The photographer laughed.

“To be blunt, ma chérie , there is no secret; it is all about the laws of physics and observation…”

“As I said – scam!” the girl snapped back. But she was shushed – and those listening clearly understood that the grey-haired gentleman might lighten the tedium as well as – or rather no worse than – a professional compère or a radio host. And he, being given carte blanche, settled down comfortably on the broad window sill and continued:

“Let’s imagine that between eleven and midday you are in the company of the same idle travellers aboard a comfortable airliner – say an Airbus-A330, since frankly speaking, I don’t rate Boeings – at the airport of… let’s say Bangkok. Yet at five in the afternoon you reappear on the earth at Moscow and inhale its native smoke – which, as we know, is both sweet and pleasant.”

Some listeners hemmed, skeptical about the sweetness and pleasantness of Moscow smoke. The others kept silent and so the grey-haired gentleman continued.

“And yet, my friends that flight takes about ten hours! What is going on? Of course, it’s the difference in time zones, but, you see, such an explanation is too boring and banal. It is much more interesting to think that, thanks to turbojets and the remarkable mechanics of a wing multiplied by the laws of aerodynamics, you have deceived omnipotent time and ripped several hours of life away from its tenacious claws.”

“Yes, but when you fly in the opposite direction, it gets those hours back with percent,” the hunting dog interrupted him, yawning and covering her mouth with a narrow yellow palm decorated with a silver Indian bracelet. “Comme il faut.”

“But the surprising thing is,” the photographer continued undeterred, “That time on the moving plane, as the ingenious physicist Albert Einstein established, is really slowed down. And the quicker the plane flies, the slower time in it passes. Of course, in our case this is virtually imperceptible – some thousand fractions of a second. But if we managed to accelerate a plane near to the speed of light, a person, after staying on board just a few hours according to a place’s time, could return to earth at a time when tens or even hundreds of years would have passed. That is, you could make a trip to the future.”

“Really?!” the bleached blonde girl was surprisingly excited. “That’s amazing!”

It seemed, for a second, that she forgot about the forthcoming hours of fruitless waiting, and found her head filled with the boundless prospects of travel to the future. But the feeble fire in her eyes died away almost as quickly as it ignited.
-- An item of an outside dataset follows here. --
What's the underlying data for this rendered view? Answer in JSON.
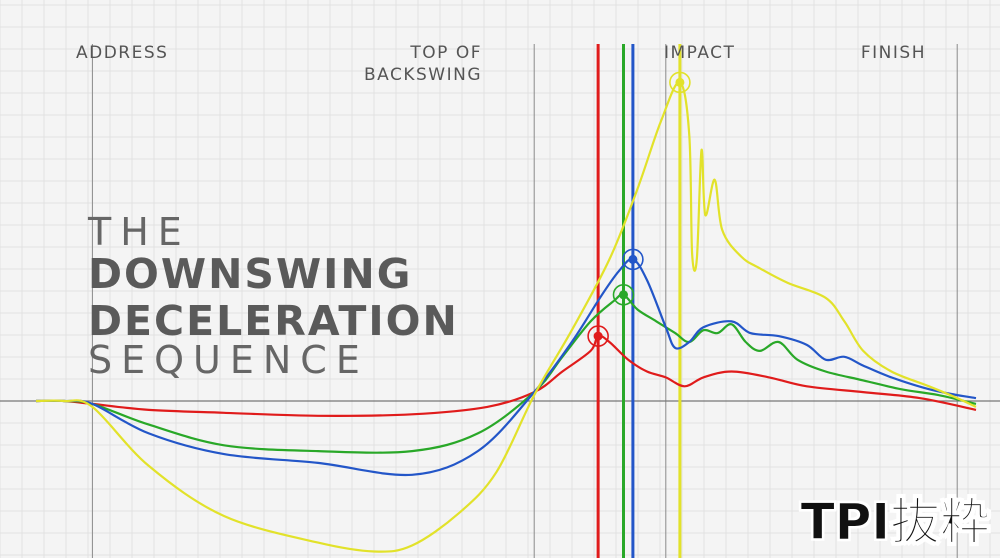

“But what would I actually do in the future?” she continued despondently. “There’ll probably be the same old press tribe working with some totally fancy computers. And I can’t even cope with the ancient ones in our editorial office. Maybe it’d be possible to go back into the past? Where there are brave men and beautiful women, and wars, and duels, and hunting – just like in ‘The Countess Of Monsoro’ series – you can get a box set now.”

“Someday science will make it possible,” the grey-haired photographer said significantly. “Scientists have already established that in one aspect the great Einstein was mistaken to claim that the velocity of light can’t be exceeded. As it happens, it can be. And if we accelerate our plane or, more precisely, our spaceship, to superlight speed, we could reach a remote planet 450 light years from Earth in a few days. Then, if we directed our high-powered telescope back towards the Earth, we would see the slaughter of the St Bartholomew’s Day Massacre, or Admiral Kolinyi swearing that he didn’t kill his father the Duke de Guiz, or Charles IX firing an arquebus at the running Huguenots, or Catherine de Medici with her poisons. And, of course, maybe all those amazing scenes Dumas père’s novel. Though, probably, a lot of those scenes were not absolutely so, or even absolutely not so.”

The girl was stunned by the prospect, and made feverish efforts to remember where exactly in her favourite series these names and events occurred.

“You should anchor ‘Obvious-improbable’,” the Hunting dog observed drily.